Chatting With Sandy Alderson

Ducksnorts' Geoff Young sat down with Sandy Alderson recently, and Part I of the three-part interview is up now.

It's a wide-ranging interview (and likely will get wider through the next two installments) but in the meantime, this question and answer resonated with me:
Ducksnorts: Between your experience as a first lieutenant in the Marines and also having been an attorney, what were you able to gain from those experiences that you were able to then bring to baseball?

Alderson: As a lawyer, through law school, you’re trained to be analytical, unbiased, more objective. I think that was helpful. And having a legal background, too, you have an understanding of what the contractual issues are and so forth. I think it boils down to just being probably a little more analytical . . .

. . . The other way that the Marine Corps was helpful to me, early in my time in baseball, was for credibility — as odd as that sounds. Without having a background in baseball, people look at you — and you’re a lawyer — and they could have some skepticism about that, but as a former Marine, it’s like — it wasn’t as if I was a former player or someone that had direct association to the game, but it was still something that people respected.

That pretty much sums up my experience with being a lawyer in the world at large. The skill set is actually pretty useful, but you have basically no credibility with anyone outside of the legal profession. Negative credibility in some cases, given the reputation of lawyers, but you're mostly just met with the feeling that you're some oddity whose substantive knowledge about anything is shallow and fleeting. I'm certain that Alderson's legal background is ten times more useful to him as a baseball executive on a day to day basis than his Marine background, but it really doesn't matter. Marines are trustworthy and tough and hardworking, and that's the kind of thing that matters to people.

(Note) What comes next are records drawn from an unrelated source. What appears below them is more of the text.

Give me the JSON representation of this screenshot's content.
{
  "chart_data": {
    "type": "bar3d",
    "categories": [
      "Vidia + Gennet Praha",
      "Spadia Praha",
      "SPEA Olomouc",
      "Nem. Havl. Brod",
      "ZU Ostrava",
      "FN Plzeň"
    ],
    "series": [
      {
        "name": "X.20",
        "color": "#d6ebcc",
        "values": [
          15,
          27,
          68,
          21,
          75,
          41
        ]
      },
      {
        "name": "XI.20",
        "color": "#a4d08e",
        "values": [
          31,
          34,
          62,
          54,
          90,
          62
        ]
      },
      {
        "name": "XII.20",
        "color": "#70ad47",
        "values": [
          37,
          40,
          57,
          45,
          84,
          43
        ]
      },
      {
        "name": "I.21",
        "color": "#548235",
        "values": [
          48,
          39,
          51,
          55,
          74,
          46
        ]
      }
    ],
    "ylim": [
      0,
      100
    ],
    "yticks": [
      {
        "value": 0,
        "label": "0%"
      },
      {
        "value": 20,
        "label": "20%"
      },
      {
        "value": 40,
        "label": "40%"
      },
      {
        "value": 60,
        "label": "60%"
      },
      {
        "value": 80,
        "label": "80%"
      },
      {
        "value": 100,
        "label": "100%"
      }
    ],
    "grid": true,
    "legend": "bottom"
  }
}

We lawyers have basically screwed ourselves over the past couple of centuries, using our access, money, power, and gatekeeping traits as our societal calling cards instead of our analytical ones. As a result, no matter how useful legal training and experience can be in any number of fields and pursuits, we're never going to amount to jack in most people's minds.

Nor should we, really, based on our track record.


Pete Toms said...

check the link

Craig Calcaterra said...

Thanks Pete. Fixed now.

Man, that's like 4 brain farts just this morning. I need to go back to bed, wake up again, and start over.

Osmodious said...

I find it sad that people who are analytical and intelligent are looked upon with suspicion. I'm not saying that they have to be fawned over or anything like that, but a little respect would be nice.

When you are paid to be an analyst, and you are an expert on a specific topic, it would be really nice to actually have people listen to you once in a while. It's very frustrating having to defend everything and argue points to 'prove' certain things when you were asked for your opinion in the first place.

Angelos said...

I find it sad that people who are analytical and intelligent are looked upon with suspicion.

I think it's the "lawyer" word more than anything else.